The MPC said in November that "more likely than not inflation would remain below 1% into the second half of 2016”, while the effects of GBP strength and weakness in energy prices would “diminish only gradually."
The minutes from the November meeting stated, “the outlook for inflation reflects the balance between persistent drags from factors such as sterling and world export prices, and prospective further increases in domestic cost growth.”
A strong sterling means the UK can purchase energy on the international market at lower prices further pushing down domestic prices. The problem, therefore, is that by raising interest rates and boosting the value of sterling the Bank risks pushing down inflation further.
Bank of England Will Allow Sterling to Rise
ING believe the BoE is gradually edging towards a rate rise, but is doing all it can to prevent a rapid rise in GBP.
That said, ING’s Patel believes the Bank of England will soon change tone regarding sterling. Indeed, the pound has hardly been putting in a strong performance over recent months.
The pound to euro exchange rate has fallen down from highs just above 1.44 seen back in July to consolidate above 1.33.
Helping to keep sterling’s value under control was the less aggressive than anticipated response from the ECB last Thursday has helped contribute to a 2% decline in the GBP nominal trade-weighted index, of which the EUR accounts for nearly half (47.3%).
A speech by the MPC’s Kristin Forbes in September stated that we should be focusing on the “underlying reasons why the exchange rate moves” as this can explain why the FX pass-through to inflation varies over time.
Using the findings from Forbes (2015), ING were able to construct an inflation basket consisting of the ten most GBP-sensitive goods or services in the UK.

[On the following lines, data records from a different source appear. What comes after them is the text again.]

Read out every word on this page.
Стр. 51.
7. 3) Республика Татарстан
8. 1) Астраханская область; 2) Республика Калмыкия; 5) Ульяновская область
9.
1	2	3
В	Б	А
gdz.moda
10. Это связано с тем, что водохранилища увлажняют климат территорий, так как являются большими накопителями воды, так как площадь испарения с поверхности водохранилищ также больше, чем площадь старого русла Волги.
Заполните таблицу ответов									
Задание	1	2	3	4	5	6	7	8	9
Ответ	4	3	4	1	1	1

“While prior GBP strength had been a drag on headline CPI in 1H15, this factor has somewhat receded in 2H15 and we are yet to see any material signs of the negative effects resurfacing,” says Patel.

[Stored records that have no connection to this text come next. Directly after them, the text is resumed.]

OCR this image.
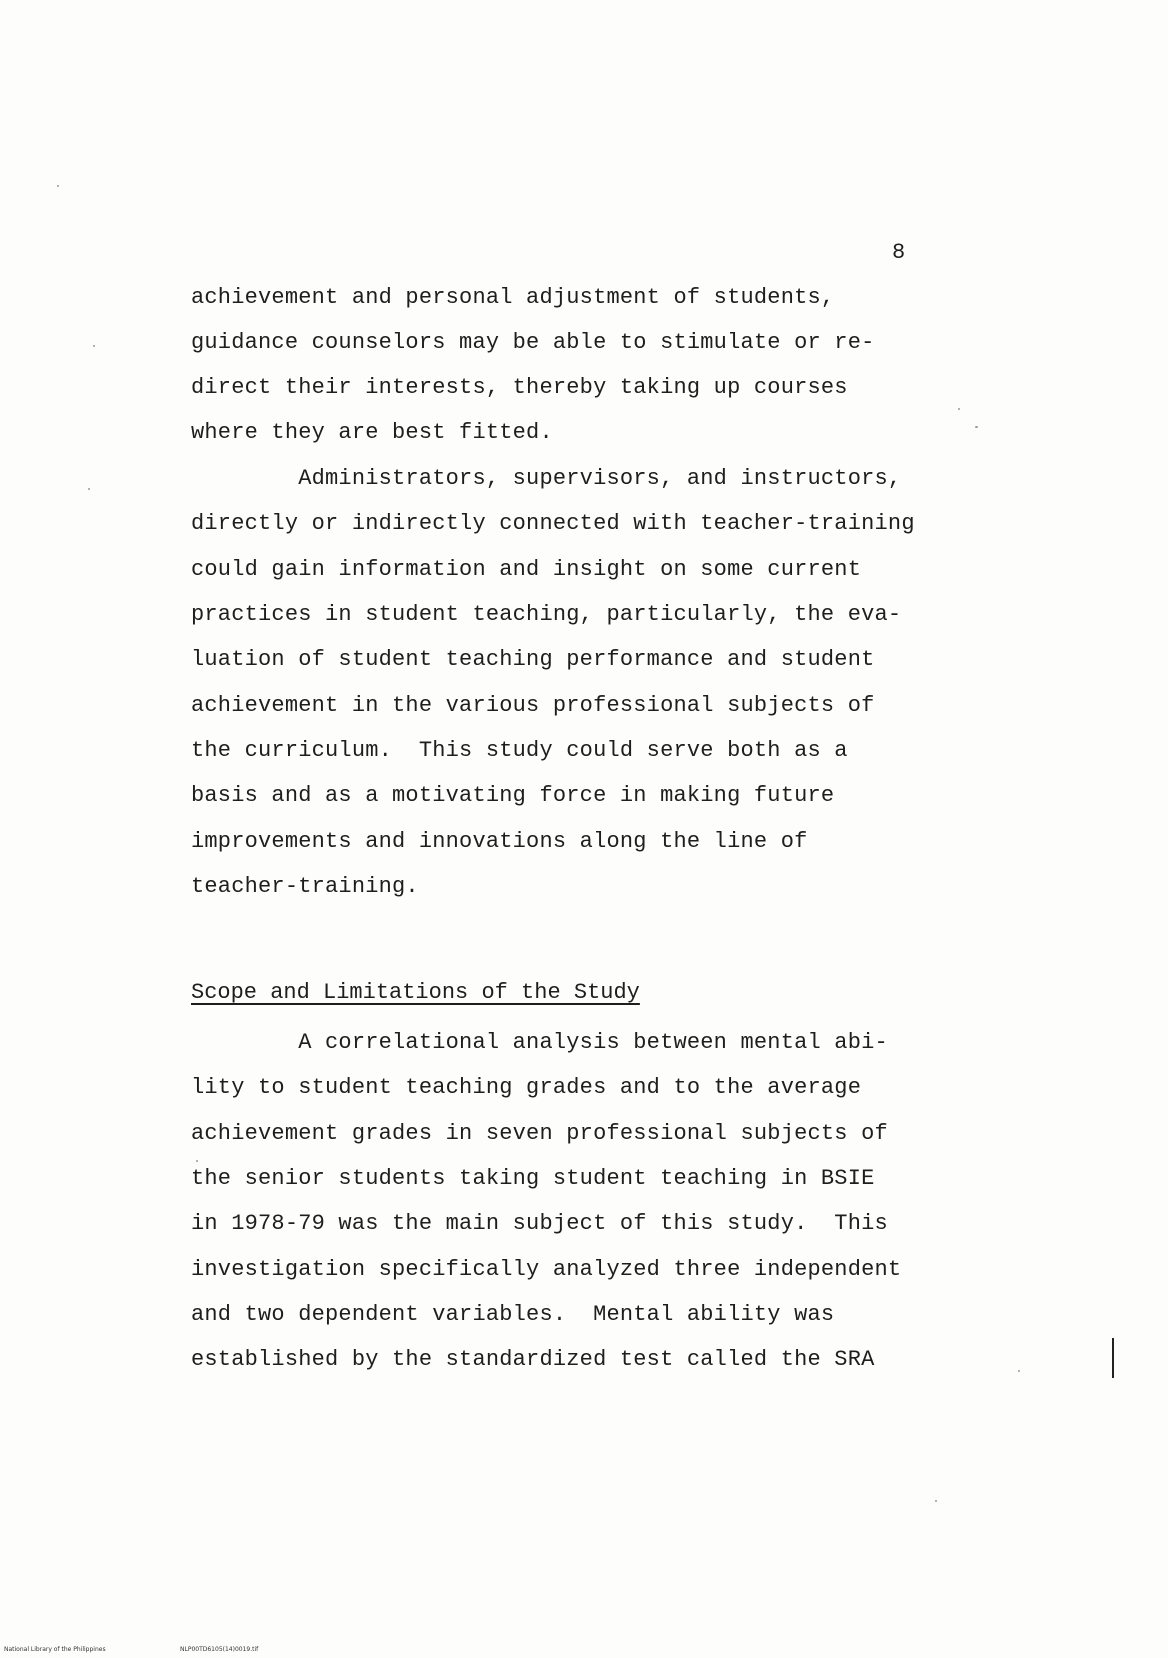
8
achievement and personal adjustment of students,
guidance counselors may be able to stimulate or re-
direct their interests, thereby taking up courses
where they are best fitted.
Administrators, supervisors, and instructors,
directly or indirectly connected with teacher-training
could gain information and insight on some current
practices in student teaching, particularly, the eva-
luation of student teaching performance and student
achievement in the various professional subjects of
the curriculum.  This study could serve both as a
basis and as a motivating force in making future
improvements and innovations along the line of
teacher-training.
Scope and Limitations of the Study
A correlational analysis between mental abi-
lity to student teaching grades and to the average
achievement grades in seven professional subjects of
the senior students taking student teaching in BSIE
in 1978-79 was the main subject of this study.  This
investigation specifically analyzed three independent
and two dependent variables.  Mental ability was
established by the standardized test called the SRA
National Library of the Philippines	NLP00TD6105(14)0019.tif
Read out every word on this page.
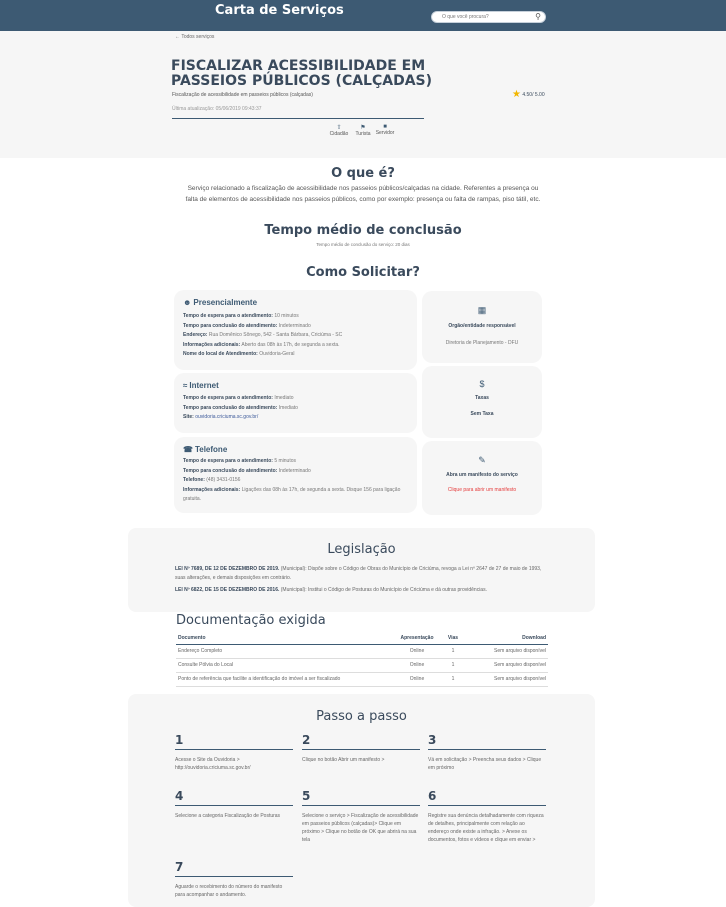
Carta de Serviços	O que você procura?	⚲
← Todos serviços
FISCALIZAR ACESSIBILIDADE EM PASSEIOS PÚBLICOS (CALÇADAS)
Fiscalização de acessibilidade em passeios públicos (calçadas)
Última atualização: 05/06/2019 09:43:37
★ 4.50/ 5.00
⇧
Cidadão
⚑
Turista
■
Servidor
O que é?
Serviço relacionado a fiscalização de acessibilidade nos passeios públicos/calçadas na cidade. Referentes a presença ou falta de elementos de acessibilidade nos passeios públicos, como por exemplo: presença ou falta de rampas, piso tátil, etc.
Tempo médio de conclusão
Tempo médio de conclusão do serviço: 20 dias
Como Solicitar?
☻ Presencialmente
Tempo de espera para o atendimento: 10 minutos
Tempo para conclusão do atendimento: Indeterminado
Endereço: Rua Domênico Sônego, 542 - Santa Bárbara, Criciúma - SC
Informações adicionais: Aberto das 08h às 17h, de segunda a sexta.
Nome do local de Atendimento: Ouvidoria-Geral
≈ Internet
Tempo de espera para o atendimento: Imediato
Tempo para conclusão do atendimento: Imediato
Site: ouvidoria.criciuma.sc.gov.br/
☎ Telefone
Tempo de espera para o atendimento: 5 minutos
Tempo para conclusão do atendimento: Indeterminado
Telefone: (48) 3431-0156
Informações adicionais: Ligações das 08h às 17h, de segunda a sexta. Disque 156 para ligação gratuita.
▦
Orgão/entidade responsável
Diretoria de Planejamento - DFU
$
Taxas
Sem Taxa
✎
Abra um manifesto do serviço
Clique para abrir um manifesto
Legislação
LEI Nº 7689, DE 12 DE DEZEMBRO DE 2019. (Municipal): Dispõe sobre o Código de Obras do Município de Criciúma, revoga a Lei nº 2647 de 27 de maio de 1993, suas alterações, e demais disposições em contrário.
LEI Nº 6822, DE 15 DE DEZEMBRO DE 2016. (Municipal): Institui o Código de Posturas do Município de Criciúma e dá outras providências.
Documentação exigida
Documento	Apresentação	Vias	Download
Endereço Completo	Online	1	Sem arquivo disponível
Consulte Pólvia do Local	Online	1	Sem arquivo disponível
Ponto de referência que facilite a identificação do imóvel a ser fiscalizado	Online	1	Sem arquivo disponível
Passo a passo
1
Acesse o Site da Ouvidoria > http://ouvidoria.criciuma.sc.gov.br/
2
Clique no botão Abrir um manifesto >
3
Vá em solicitação > Preencha seus dados > Clique em próximo
4
Selecione a categoria Fiscalização de Posturas
5
Selecione o serviço > Fiscalização de acessibilidade em passeios públicos (calçadas)> Clique em próximo > Clique no botão de OK que abrirá na sua tela
6
Registre sua denúncia detalhadamente com riqueza de detalhes, principalmente com relação ao endereço onde existe a infração. > Anexe os documentos, fotos e vídeos e clique em enviar >
7
Aguarde o recebimento do número do manifesto para acompanhar o andamento.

One gets the sense from the charts that the GBP to EUR conversion’s uptrend story is not yet over.
It is easy to get caught up in the noise of near-term directional moves (those looking to buy euros have been hanging on to the hope that 1.44 will be hit once more).
The bigger picture is important though - a look at the monthly chart confirms the longer-term uptrend is still alive.
But, the cap to the gains remains the Bank of England.
Pound to Advance Against the Euro
“Given the uncertainty, we think the BoE will in the end be more tolerable of GBP strength stemming from a 2016 rate hike should we observe a positive inflation shock,” says Patel.
This positive inflation is an uptick in wage growth and/or a sharp oil price rebound.
Who would argue that rising wages and falling inflation is anything but a positive for the economy?
“We predict the former will serve as a catalyst for both a hawkish re-pricing of the BoE story and a near-term window of opportunity for GBP strength,” says Patel
From a strategy point of view ING say they prefer fading any GBP weakness over the coming days and instead look to sell EUR/GBP ahead of next week’s more constructive UK inflation data (15 Dec).
Bank of England Decision and Minutes: Inflation Still a Concern
Standing in the way of a higher pound is subdued UK inflation.
The MPC voted 8-1 in favour of maintaining the Bank Rate at 0.5% in what was a widely expected repeat of the November vote, with Ian McCafferty again voting for a 25bp hike.
The minutes continued their “dovish” stance from November, saying that the material news on the month was that the price of oil had fallen further and nominal wage growth had “levelled off”.
The Committee was clear that the former increased “the likelihood that headline inflation rates would remain subdued”, while there was uncertainty on what the latter (softer wage growth) may mean for the inflation outlook.
Overall the MPC did not say anything to change the market’s expectation that the first rate hike will come in the second half of next year, although we continue to expect the first hike in May as spare capacity in the UK economy is close to zero.